Burn in Hail (The Hail Raisers Book 3)
Page 15
I chuckled, remembering a time during one of her lectures that she’d had Power Point with her lecture up on the screen, and all of a sudden, her computer just shut off, never to wake up again. She’d never thought to back up all of her lectures, so years of her education materials had disappeared in a puff of smoke.
That year had been a turning point for her, as well as a reminder not to do what she did.
I’d felt sorry for her ever since. I was sure, even a year later, that she was still trying to recoup materials that she’d lost.
“That’ll work,” I smiled sadly. “I’ll drop his file by your office myself since your assistant is out. I’ll be there likely tomorrow some time. I have about three hours in between patients.”
When Joan had lost all of her materials, she’d decided that she wouldn’t be teaching at UT any longer. I don’t know if that was just the last straw or what, because she moved while I was still attending the last of my classes for my final semester of school.
When I’d contacted her for a professional reference a few months ago, it was to find her not just close to me, but two towns over. Though, technically we weren’t in the same state.
The town of Hostel bordered the Texas/Louisiana border. Though we were only thirty miles away from each other at most, getting to each other required that we cross state lines.
“All right, Hennessy. I’ll see you tomorrow.”
With that we hung up, and I got out of the car.
I was glad that I’d taken the rest of the afternoon off, though I would’ve rather spend it with Krisney, shopping for the lingerie that I’d planned to seduce Tate with.
I winced.
I really needed to get my mood swings in regards to Tate in order. This was beginning to get ridiculous, and way out of hand.
Getting out of my car with new determination in my step, I walked inside, took a look around, and came to a fast realization.
I needed a new place.
I wasn’t going to get over Tate Casey when I had to see him across the street from me every day.
An idea came to mind, and I grinned.
The only problem, for this idea to come to fruition, I had to go visit Tate’s grandma.
Chapter 17
I don’t always give a woman an orgasm, but when I do, she usually spits it out.
-Text from Baylor to Tate
Tate
Two hours earlier
I didn’t want to see her.
Not even a little bit.
But, this wouldn’t get resolved if I didn’t, so there I stood outside Bord’s, knowing that she was inside today thanks to Rosemary’s text that she was ‘in house.’

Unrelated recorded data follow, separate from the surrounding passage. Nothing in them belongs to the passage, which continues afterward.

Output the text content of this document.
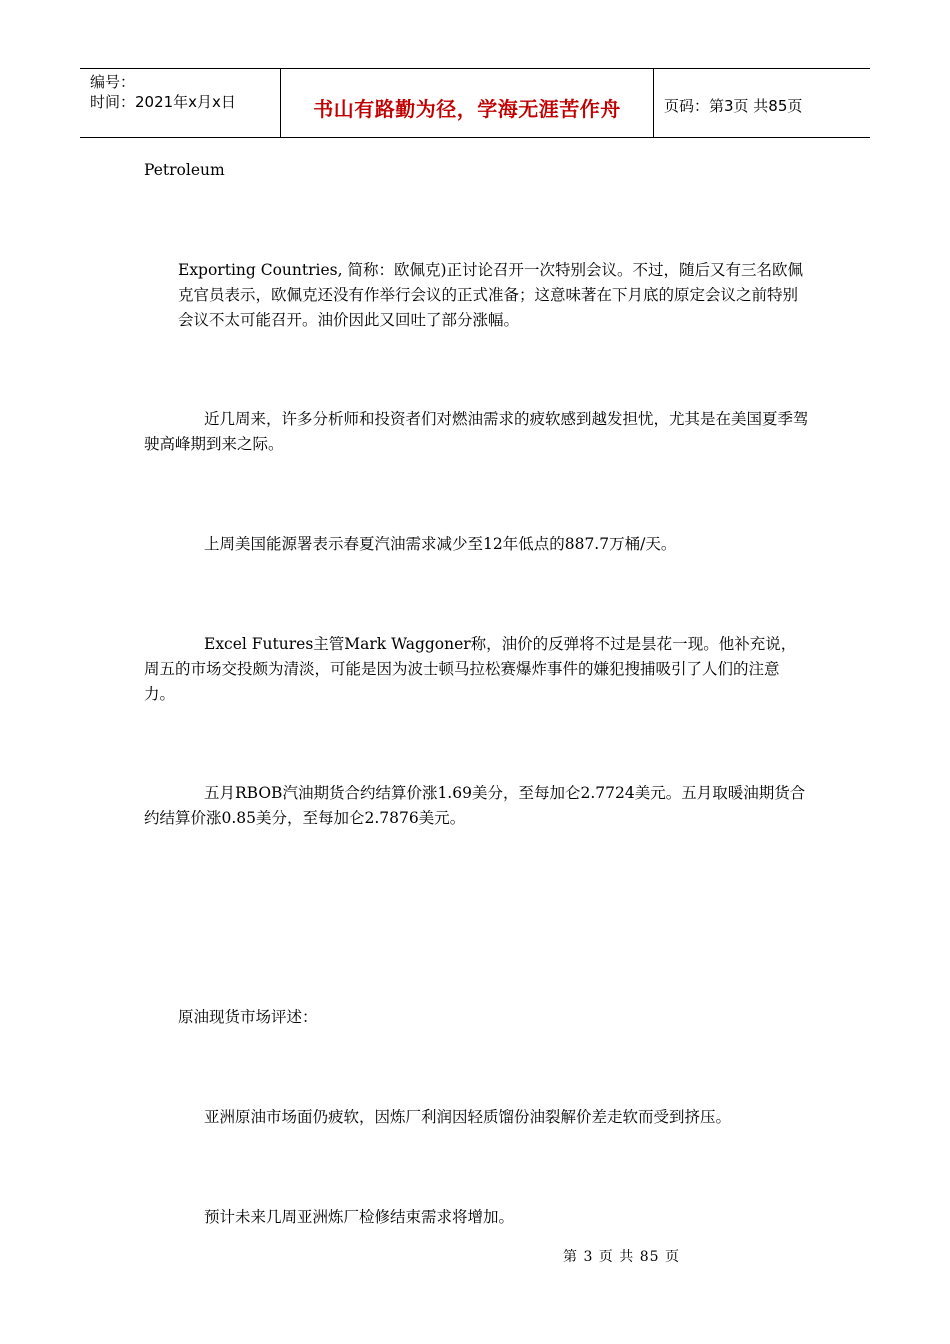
编号：
时间：2021年x月x日	书山有路勤为径，学海无涯苦作舟	页码：第3页 共85页
Petroleum
Exporting Countries, 简称：欧佩克)正讨论召开一次特别会议。不过，随后又有三名欧佩克官员表示，欧佩克还没有作举行会议的正式准备；这意味著在下月底的原定会议之前特别会议不太可能召开。油价因此又回吐了部分涨幅。
近几周来，许多分析师和投资者们对燃油需求的疲软感到越发担忧，尤其是在美国夏季驾驶高峰期到来之际。
上周美国能源署表示春夏汽油需求减少至12年低点的887.7万桶/天。
Excel Futures主管Mark Waggoner称，油价的反弹将不过是昙花一现。他补充说，周五的市场交投颇为清淡，可能是因为波士顿马拉松赛爆炸事件的嫌犯搜捕吸引了人们的注意力。
五月RBOB汽油期货合约结算价涨1.69美分，至每加仑2.7724美元。五月取暖油期货合约结算价涨0.85美分，至每加仑2.7876美元。
原油现货市场评述：
亚洲原油市场面仍疲软，因炼厂利润因轻质馏份油裂解价差走软而受到挤压。
预计未来几周亚洲炼厂检修结束需求将增加。
第 3 页 共 85 页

I stared at the doors of the bar with my gut in a tight ball.
The other problem with being here at this time was that everyone and their brother was there to eat breakfast.
Bord’s did breakfast one day a week, and that was on a Wednesday. It was a good breakfast with a shit ton of buffet style breakfast food, paired with alcoholic morning drinks such as mimosas.
I wish I didn’t have to do it right then, but each time I’d tried to call Ariya, she’d dodged my calls. I’d had to resort to more sneaky measures, which was where Rosemary had come in.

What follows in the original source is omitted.